April is National Alcohol Awareness Month, sponsored by the National Council on Alcoholism and Drug Dependence (NCADD), which works to raise awareness about the treatment and prevention of alcoholism, especially among today’s youth. This year’s theme is “Help for Today, Hope for Tomorrow,” and this month will be filled with local, state, and national events aimed at educating individuals about the treatment and prevention of alcohol addiction, particularly among youth, and the important role that parents can play in giving kids a better understanding of the impact that alcohol can have on their lives.
According to statistics, alcohol is the most commonly used addictive substance in the United States: 17.6 million people or one in every 12 adults are diagnosed with an alcohol abuse disorder and millions of more individuals engage in risky behaviors such as binge drinking that can potentially lead to alcohol abuse disorder. Alcohol abuse does not discriminate and can affect individuals from all walks of life, including those who are in the workforce, regardless if it is a corporate office job, a skilled labor job, or a customer service job.

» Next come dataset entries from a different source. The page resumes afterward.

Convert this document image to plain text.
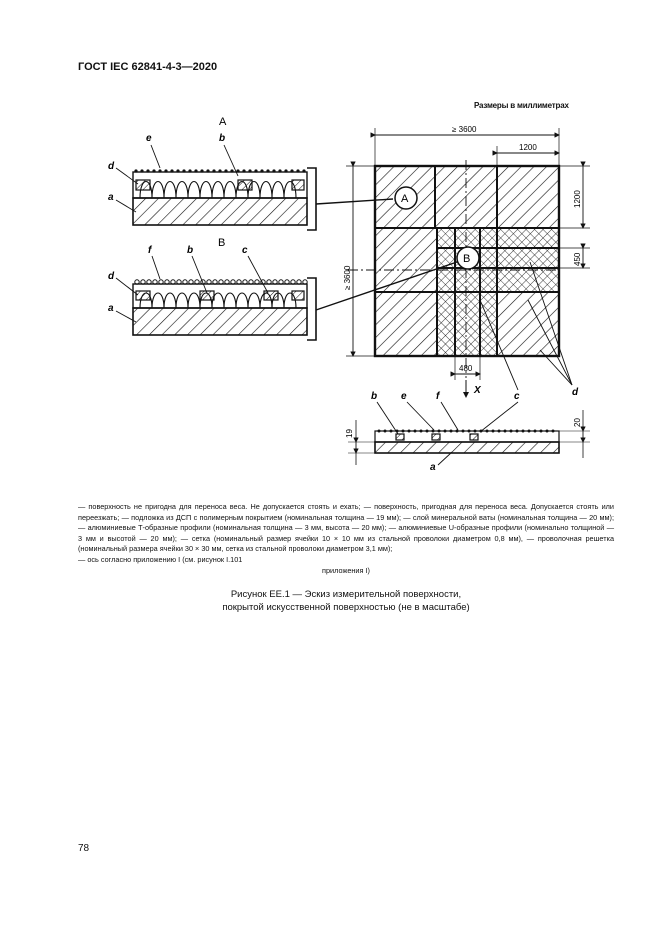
ГОСТ IEC 62841-4-3—2020
Размеры в миллиметрах
A
e	b
d
a
B
f	b	c
d
a
A
B
X
≥ 3600
1200
≥ 3600
1200
450
480
c	d
19
20
b e	f
a
— поверхность не пригодна для переноса веса. Не допускается стоять и ехать; — поверхность, пригодная для переноса веса. Допускается стоять или переезжать; — подложка из ДСП с полимерным покрытием (номинальная толщина — 19 мм); — слой минеральной ваты (номинальная толщина — 20 мм); — алюминиевые Т-образные профили (номинальная толщина — 3 мм, высота — 20 мм); — алюминиевые U-образные профили (номинально толщиной — 3 мм и высотой — 20 мм); — сетка (номинальный размер ячейки 10 × 10 мм из стальной проволоки диаметром 0,8 мм), — проволочная решетка (номинальный размера ячейки 30 × 30 мм, сетка из стальной проволоки диаметром 3,1 мм);
— ось согласно приложению I (см. рисунок I.101
приложения I)
Рисунок ЕЕ.1 — Эскиз измерительной поверхности,
покрытой искусственной поверхностью (не в масштабе)
78
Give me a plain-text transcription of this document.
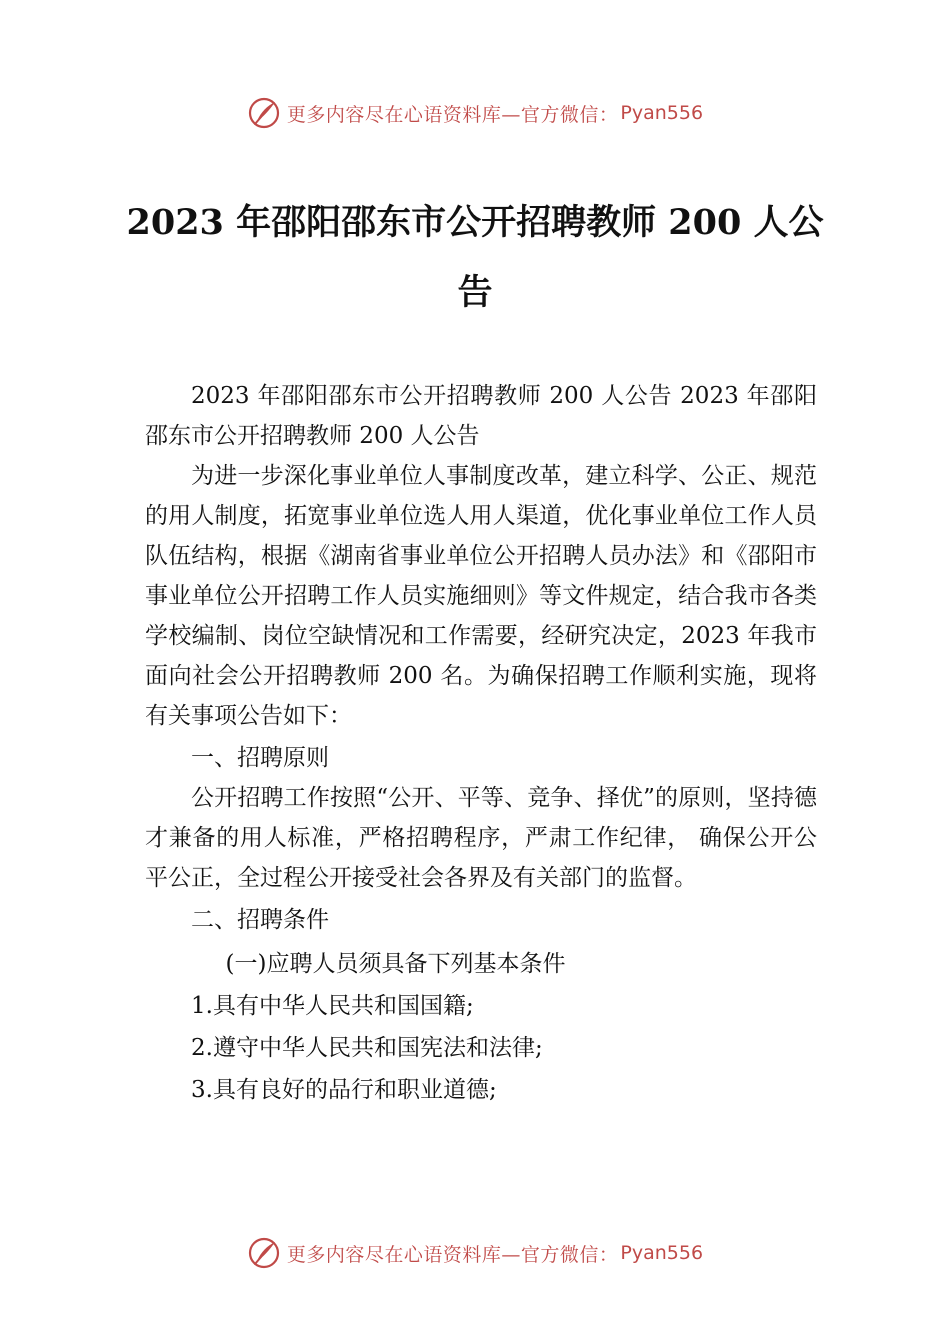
更多内容尽在心语资料库—官方微信： Pyan556
2023 年邵阳邵东市公开招聘教师 200 人公
告

2023 年邵阳邵东市公开招聘教师 200 人公告 2023 年邵阳邵东市公开招聘教师 200 人公告

为进一步深化事业单位人事制度改革，建立科学、公正、规范的用人制度，拓宽事业单位选人用人渠道，优化事业单位工作人员队伍结构，根据《湖南省事业单位公开招聘人员办法》和《邵阳市事业单位公开招聘工作人员实施细则》等文件规定，结合我市各类学校编制、岗位空缺情况和工作需要，经研究决定，2023 年我市面向社会公开招聘教师 200 名。为确保招聘工作顺利实施，现将有关事项公告如下：

一、招聘原则

公开招聘工作按照“公开、平等、竞争、择优”的原则，坚持德才兼备的用人标准，严格招聘程序，严肃工作纪律， 确保公开公平公正，全过程公开接受社会各界及有关部门的监督。

二、招聘条件

(一)应聘人员须具备下列基本条件

1.具有中华人民共和国国籍;

2.遵守中华人民共和国宪法和法律;

3.具有良好的品行和职业道德;

更多内容尽在心语资料库—官方微信： Pyan556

According to a study by the Substance Abuse and Mental Health Services Administration (SAMHSA), almost 9 percent of America’s full-time workers drink heavily on the job at least once a month. So how can you tell if your co-worker is battling an alcohol addiction?

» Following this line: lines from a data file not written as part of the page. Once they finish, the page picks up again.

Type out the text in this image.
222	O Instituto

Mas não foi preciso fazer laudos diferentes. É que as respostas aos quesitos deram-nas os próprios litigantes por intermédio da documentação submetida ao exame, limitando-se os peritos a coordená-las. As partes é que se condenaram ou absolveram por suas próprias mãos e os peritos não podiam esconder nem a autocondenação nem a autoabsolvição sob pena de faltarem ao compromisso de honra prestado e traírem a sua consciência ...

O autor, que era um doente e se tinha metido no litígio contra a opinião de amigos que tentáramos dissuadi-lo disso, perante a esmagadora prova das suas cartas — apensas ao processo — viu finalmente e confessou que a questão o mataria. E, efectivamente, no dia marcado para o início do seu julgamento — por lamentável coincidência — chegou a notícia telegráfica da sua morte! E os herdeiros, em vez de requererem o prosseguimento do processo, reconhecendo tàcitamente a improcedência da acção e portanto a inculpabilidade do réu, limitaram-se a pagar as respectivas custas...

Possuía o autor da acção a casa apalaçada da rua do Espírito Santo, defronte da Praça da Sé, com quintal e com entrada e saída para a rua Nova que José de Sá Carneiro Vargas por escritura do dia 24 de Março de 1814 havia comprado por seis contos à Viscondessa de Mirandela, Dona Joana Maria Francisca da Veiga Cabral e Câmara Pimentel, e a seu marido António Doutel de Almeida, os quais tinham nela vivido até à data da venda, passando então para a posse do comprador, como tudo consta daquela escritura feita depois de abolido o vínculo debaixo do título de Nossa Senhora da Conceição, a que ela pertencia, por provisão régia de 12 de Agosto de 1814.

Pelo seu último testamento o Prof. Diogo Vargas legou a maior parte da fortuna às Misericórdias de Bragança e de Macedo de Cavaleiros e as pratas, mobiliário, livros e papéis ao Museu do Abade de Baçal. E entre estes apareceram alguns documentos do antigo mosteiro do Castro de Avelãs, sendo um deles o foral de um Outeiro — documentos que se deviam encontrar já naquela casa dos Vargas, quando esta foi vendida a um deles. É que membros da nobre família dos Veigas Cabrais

The four main areas that are compromised when a co-worker is struggling with an alcohol use disorder include workplace behavior, job performance, job attendance, and workplace relationships.
The Monday blues
Coming into work Monday morning with a hangover from heavy drinking on the weekends is always noticeable. Irritability, sensitivity to light, and a major headache are obvious signs and symptoms that your co-worker had a long night of drinking. It is more common than not to have a coworker binge drink their weekend away only to feel lethargic and unmotivated on Monday. Those who do come in on Monday may not be on top of their work game which may carry over into struggling to keep up with their workload. Others may call in sick with the “Monday flu,” sleeping off their weekend. Although technically what an individual does in their own time is their business, if their behavior or physical appearance carries over into their work performance or if they are under the influence on the job, then this immediately becomes the responsibility of the workplace, in particular, the human resources department.

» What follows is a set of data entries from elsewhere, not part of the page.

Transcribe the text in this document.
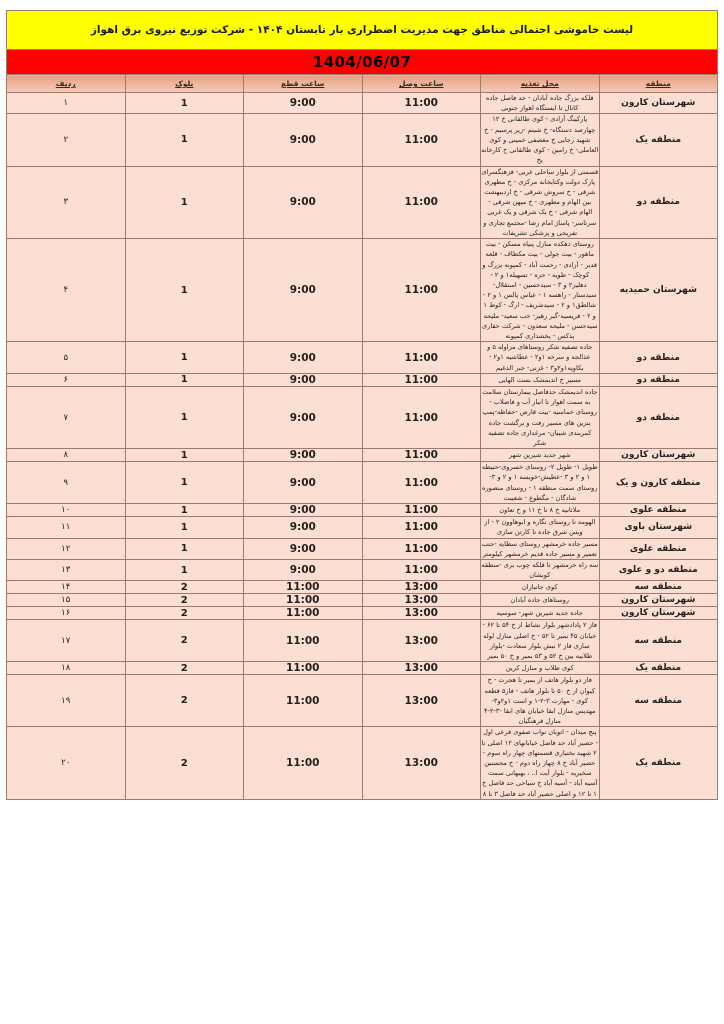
لیست خاموشی احتمالی مناطق جهت مدیریت اضطراری بار تابستان ۱۴۰۴ - شرکت توزیع نیروی برق اهواز					
1404/06/07					
منطقه	محل تغذیه	ساعت وصل	ساعت قطع	بلوک	ردیف
شهرستان کارون	فلکه بزرگ جاده آبادان - حد فاصل جاده کانال تا ایستگاه اهواز جنوبی	11:00	9:00	1	۱
منطقه یک	پارکینگ آزادی - کوی طالقانی خ ۱۲ چهارصد دستگاه- خ شبنم -زیر پرسیم - خ شهید رجایی خ معصفی خمینی و کوی العاملی- خ رامین - کوی طالقانی خ کارخانه یخ	11:00	9:00	1	۲
منطقه دو	قسمتی از بلوار ساحلی غربی- فرهنگسرای پارک دولت وکتابخانه مرکزی - خ مطهری شرقی - خ سروش شرقی - خ اردیبهشت بین الهام و مطهری - خ میهن شرقی - الهام شرقی - خ یک شرقی و یک غربی سرتاسر- پاساژ امام رضا -مجتمع تجاری و تفریحی و پزشکی تشریفات	11:00	9:00	1	۳
شهرستان حمیدیه	روستای دهکده منازل پنیاه مسکن - بیت ماهور - بیت جولی - بیت مکطاف - قلعه قدیر - آزادی - رحمت آباد - کمپونه بزرگ و کوچک - طویه - حزه - تسهیله۱ و ۲ - دهلیز۲ و ۳ - سیدحسین - استقلال- سیدستار - راهسه ۱ - عباس پالس ۱ و ۲ - شالطق۱ و ۲ - سیدشریف - ارگ - کوط ۱ و ۲ - فریسیه-گبر زهیر- خب سعید- ملیحه سیدحسن - ملیحه سعدون - شرکت حفاری پدکس - پخشداری کمپونه	11:00	9:00	1	۴
منطقه دو	جاده تصفیه شکر روستاهای مزاوله ۵ و عذالجه و سرخه ۱و۲ - عطاشیه ۱و۲ - یکاویه۱و۲و۳ - غزنی- جبر الدغیم	11:00	9:00	1	۵
منطقه دو	مسیر خ اندیمشک بست الهایی	11:00	9:00	1	۶
منطقه دو	جاده اندیمشک حدفاصل بیمارستان سلامت به سمت اهواز تا انبار آب و فاضلاب - روستای خماسیه -بیت قارص -حفاظه-پمپ بنزین های مسیر رفت و برگشت جاده کمربندی شیبان- مرغداری جاده تصفیه شکر	11:00	9:00	1	۷
شهرستان کارون	شهر جدید شیرین شهر	11:00	9:00	1	۸
منطقه کارون و یک	طویل ۱- طویل ۲- روستای خسروی-حنیطه ۱ و ۲ و ۳ -عطیش-خویسه ۱ و ۲ و ۳-روستای سمت منطقه ۱ - روستای منصوره شادگان - مگطوع - شعیبت	11:00	9:00	1	۹
منطقه علوی	ملاثانیه خ ۸ تا خ ۱۱ و خ تعاون	11:00	9:00	1	۱۰
شهرستان باوی	الهومه تا روستای نگاره و ابوهاوون ۲ - از ویس شرق جاده تا کارتن سازی	11:00	9:00	1	۱۱
منطقه علوی	مسیر جاده خرمشهر روستای سطایه -جنب تعمیر و مسیر جاده قدیم خرمشهر کیلومتر	11:00	9:00	1	۱۲
منطقه دو و علوی	سه راه خرمشهر تا فلکه چوب بری -منطقه کوبشان	11:00	9:00	1	۱۳
منطقه سه	کوی جانبازان	13:00	11:00	2	۱۴
شهرستان کارون	روستاهای جاده آبادان	13:00	11:00	2	۱۵
شهرستان کارون	جاده جدید شیرین شهر- سوسیه	13:00	11:00	2	۱۶
منطقه سه	فاز ۲ پادادشهر بلوار نشاط از خ ۵۴ تا ۶۲ - خیابان ۴۵ بمیر تا ۵۲ - خ اصلی منازل لوله سازی فاز ۲ نبش بلوار سعادت -بلوار طلاییه بین خ ۵۲ و ۵۳ بمیر و خ ۵۰ بمیر	13:00	11:00	2	۱۷
منطقه یک	کوی طلاب و منازل کرین	13:00	11:00	2	۱۸
منطقه سه	فاز دو بلوار هاتف از بمیر تا هجرت - خ کیوان از خ ۵۰ تا بلوار هاتف - فاز۵ قطعه کوی - مهارت ۳-۲-۱ و است ۱و۲و۳- مهدیس منازل ابقا خیابان های ابقا -۳-۲-۴ منازل فرهنگیان	13:00	11:00	2	۱۹
منطقه یک	پنج میدان - اتوبان نواب صفوی فرعی اول - حصیر آباد حد فاصل خیابانهای ۱۲ اصلی تا ۲ شهید بختیاری قسمتهای چهار راه سوم - حصیر آباد خ ۸ چهار راه دوم - خ محسنین سخیریه - بلوار آیت ا.. ، بهبهانی سمت آسیه آباد - آسیه آباد خ سیاحی حد فاصل خ ۱ تا ۱۲ و اصلی حصیر آباد حد فاصل ۳ تا ۸	13:00	11:00	2	۲۰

The following are warning signs that your co-worker is struggling with an alcohol abuse disorder:
- Smelling like alcohol
- Walking with an unsteady gait
- Hangover symptoms including headaches, sensitivity to light, and irritability
- Unexplained changes in mood/behavior
- Having bloodshot eyes
- Sleeping while at work
- Decline in overall appearance including bad breath, wrinkled clothes, and disheveled hair
- Repeatedly using mints or mouthwash
- Avoiding supervisors
- Frequent tardiness
- Frequent use of sick leave
- Frequent absenteeism
- Bringing alcohol in a concealed container to work
- Difficulty concentrating
- Certain patterns of absenteeism (on Fridays, Mondays, or in the aftermath of payday)
- Unexplained disappearances while at work
- Withdrawal from contact with other co-workers or employees
- Frequent tense or strained interactions with others
- An unusual amount of time needed to complete a routine task
- Outbursts of aggression or belligerence toward others
- Missing assignment deadlines
- An unexplained decline in work quality
- Using multiple excuses to explain workplace deficiencies
What can you do when your co-worker is struggling with an addiction?
The most important thing to understand if you suspect your co-worker is struggling with alcohol abuse is to never ignore the issue. Even if you are sweeping this issue under the rug as a way to save your co-worker from getting fired, your coworker’s health and how it affects others are the most important factors here. You can try talking to your co-worker at first about what you have noticed in their behavior and whether he or she thinks they may have a problem; however, this can backfire on you, as many individuals with addiction are in denial and may act defensively and aggressively towards you. You may also consult with a supervisor or HR if you do not feel comfortable addressing this individual on your own. However, if the decision is made to confront the individual on a private one-to-one basis, here are a few suggestions to follow:
- Be nonjudgmental.
- Express your concerns for the individual’s health and safety and well as the health and safety of other coworkers.
- Do not accuse. Only report facts, such as how often you may smell alcohol on the person, if you have seen the person drinking, and specific behaviors that have been alarming.
- If possible, use examples of another individual you may know who have dealt with addiction and who underwent treatment.
Depending on the state in which you reside and the company, substance abuse is often a reportable offense and must be reported to either your supervisor or HR within a specific period of time. You may be putting your job security at risk if you do not report this co-worker, so it is always important to be clear about the company’s policy on drugs and alcohol use and reporting suspected instances. Regardless of whether you choose to speak to the individual on a one-on-one basis or report this to a higher level of authority, this is always a confidential issue, and depending on the specific state where you reside and the company of employment, substance abuse is not always grounds for immediate job dismissal.